Yikes! Are we really consigning the ancient Greeks and everyone without calculus to not be able to understand the definition for a tangent?! Somehow, calculus oughtn't to make us forget geometry.
Don't we have a notion that a line is tangent to a curve if it approaches the curve, intersects with it just barely, and then "glances" off? More formally: Line L is tangent to curve C at point P if both C and L pass through P and there exists a circle B about P such that no pair of points of C within P lie on opposite sides of L (In other words, in a local neighborhood around P, all of C's points lie on the same side of L). "Pass through" ensures that P is not isolated on C.
Something like: C passes through P if for every circle B' around P contained in B, there is a line L' through P such that there are at least two points of C - P in B' on opposite sides of L'. Calling y=0 tangent to y=x³ comes from taking parts of two curves (such as -|x³| and |x³|) whose tangents agree at a given point but where the concavity flips. I have always been unhappy with calling this line tangent when it clearly isn't.
Also, by my definition, lines are tangent to themselves, and any line through (0,0) whose slope was <= 1 would be a tangent to y=|x|.
Actually, it's more like a continuum of lines, given that the "moving" point has a continuous set of positions leading up to the limit. Don't get me wrong...I know what's meant by the definition. I just can't think of a rigorous definition of such a limit, offhand.
I'd like to point out that there is more than one kind of tangent. The original definition only applied to circles: "A tangent line intersects the circle at just one point." That's easily extended to arbitrary convex closed curves by adding ", if and only if it is the only line to do so." to the end; but I'm not so sure the addition is all that desirable.
I see no particular problem with a convex polygon having multiple "tangents" at the vertices. The reason I bring this up: It seems to me that "tangent" is a geometric concept and ought to have a geometric definition. Analytic geometry is fine, but it's tied to a coordinate system.
The tangent line that I imaging when somebody says "tangent line" is independent of any coordinate system and doesn't blow up just because dy/dx may not be defined in the some coordinate system that's in use. Mind you, I'd *use* the calculus version in practice. I certainly wouldn't want to do an "existence and uniqueness" proof every time I solved for a tangent line--which is what the convex-curve tangent above requires.
I just like definitions to be rooted somewhere, without wandering off into possible circularity. "What's a tangent?" "Thats the line with the same derivative." "Okay, but what's a derivative?" "Oh, that's the slope of the tangent line." Edit: siamese_scythe has an acceptable definition for the limit of a secant lines, which will work so long as the curve doesn't intersect itself.
Or, at least not in some neighborhood of the point of tangency. I'm still voting for that answer. Quadrillerator has an undeserved thumbs-down.

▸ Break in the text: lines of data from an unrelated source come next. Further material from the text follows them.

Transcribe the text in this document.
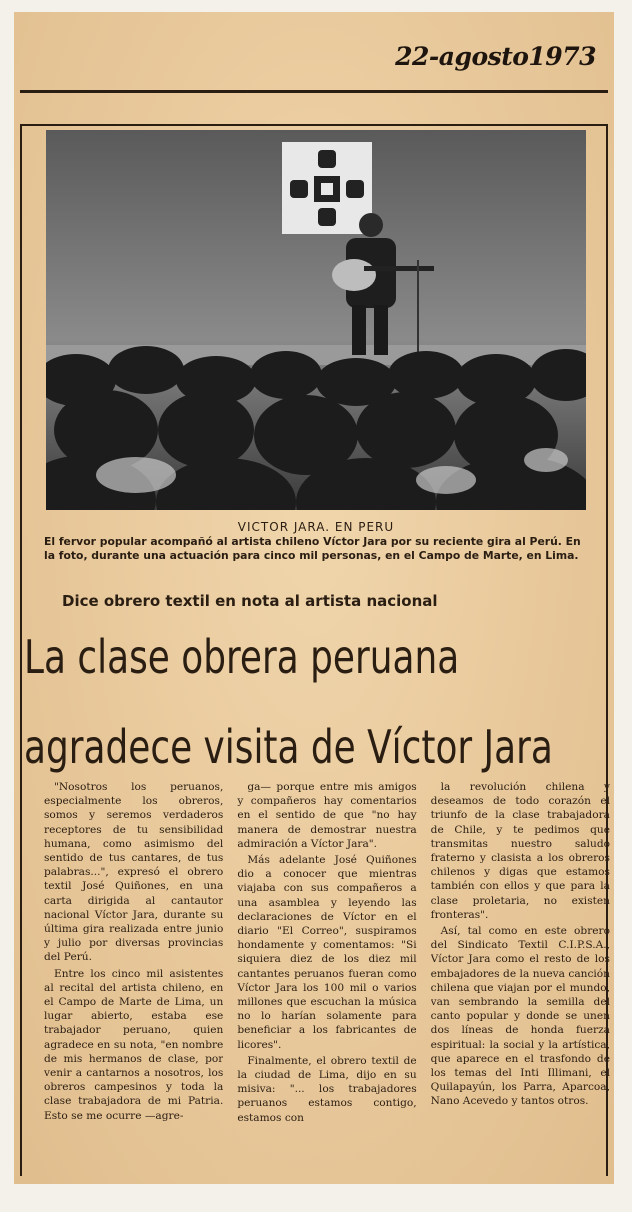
22-agosto1973
VICTOR JARA. EN PERU
El fervor popular acompañó al artista chileno Víctor Jara por su reciente gira al Perú. En la foto, durante una actuación para cinco mil personas, en el Campo de Marte, en Lima.
Dice obrero textil en nota al artista nacional
La clase obrera peruana
agradece visita de Víctor Jara

"Nosotros los peruanos, especialmente los obreros, somos y seremos verdaderos receptores de tu sensibilidad humana, como asimismo del sentido de tus cantares, de tus palabras...", expresó el obrero textil José Quiñones, en una carta dirigida al cantautor nacional Víctor Jara, durante su última gira realizada entre junio y julio por diversas provincias del Perú.

Entre los cinco mil asistentes al recital del artista chileno, en el Campo de Marte de Lima, un lugar abierto, estaba ese trabajador peruano, quien agradece en su nota, "en nombre de mis hermanos de clase, por venir a cantarnos a nosotros, los obreros campesinos y toda la clase trabajadora de mi Patria. Esto se me ocurre —agre-

ga— porque entre mis amigos y compañeros hay comentarios en el sentido de que "no hay manera de demostrar nuestra admiración a Víctor Jara".

Más adelante José Quiñones dio a conocer que mientras viajaba con sus compañeros a una asamblea y leyendo las declaraciones de Víctor en el diario "El Correo", suspiramos hondamente y comentamos: "Si siquiera diez de los diez mil cantantes peruanos fueran como Víctor Jara los 100 mil o varios millones que escuchan la música no lo harían solamente para beneficiar a los fabricantes de licores".

Finalmente, el obrero textil de la ciudad de Lima, dijo en su misiva: "... los trabajadores peruanos estamos contigo, estamos con

la revolución chilena y deseamos de todo corazón el triunfo de la clase trabajadora de Chile, y te pedimos que transmitas nuestro saludo fraterno y clasista a los obreros chilenos y digas que estamos también con ellos y que para la clase proletaria, no existen fronteras".

Así, tal como en este obrero del Sindicato Textil C.I.P.S.A., Víctor Jara como el resto de los embajadores de la nueva canción chilena que viajan por el mundo, van sembrando la semilla del canto popular y donde se unen dos líneas de honda fuerza espiritual: la social y la artística, que aparece en el trasfondo de los temas del Inti Illimani, el Quilapayún, los Parra, Aparcoa, Nano Acevedo y tantos otros.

There are problems, (like which side of the straight line are the points of the straight line on?) but ones that can be cleared up. Rakesh Dubey also offers a "pure tangent" idea that's interesting. From Merriam-Webster's 11th Collegiate Dictionary, "tangent" derives from the Latin tangere: "to touch".
That fits with the definition from Euclid, Book III, Defintion 2: A straight line is said to touch a circle, when meeting it and being produced does not cut it. Google Books has a digitized copy of a 1765 edit of an early translation. Page 450-451 contain remarks about how this definition is deficient for the idea of a tangent for curves other than conic sections.
http://books.google.com/books?id=kT44AAA... One of the points mentioned there is the same as Rakesh Dubey's "local tangent that is still a secant" idea, that the straight line can, in fact, just touch a curve in one place and yet cut it in another. The tangent to a circle has a few useful properies: 1. It intersects the circle at a single point.
2. The remaining points of the tangent line are all outside the circle. (i.e.
The tangent line does not "cut" the circle.) 3. The direction of the line is the same as the "instantaneous" direction of the circle at the point of tangency. Euclid specifies properties 1 and 2 in his definition for circles, while calculus specifies property 3.
You can't have all three for a general smooth curve. For a calculus definition, I like the vector calculus approach. A curve is defined by parmetrization using the vector R(t) = (x(t), y(t)), where x and y are continuous, piecewise differentiable functions of t, and |R'(t)| is nonzero wherever both x'(t) and y'(t) exist.
Then the tangent at some point R_0 = R(t0) is the line through R_0 with the direction given by R'(t0). If R'(t) is undefined at t0, there is no tangent defined by R at t=t0. That last remark is a nod to Rita the Dog, who pointed out the problem of self intersecting curves.
A simple example is a figure-8 that crosses itself at right angles. One parametrization may go smoothly around the curve, with well-defined tangents everywhere, including two different ones at the intersection point. Another my take right-angled turns at the intersection, and produce no definition of either tangent at the intersection.
It's messy, but it does avoid the problem of vertical tangents.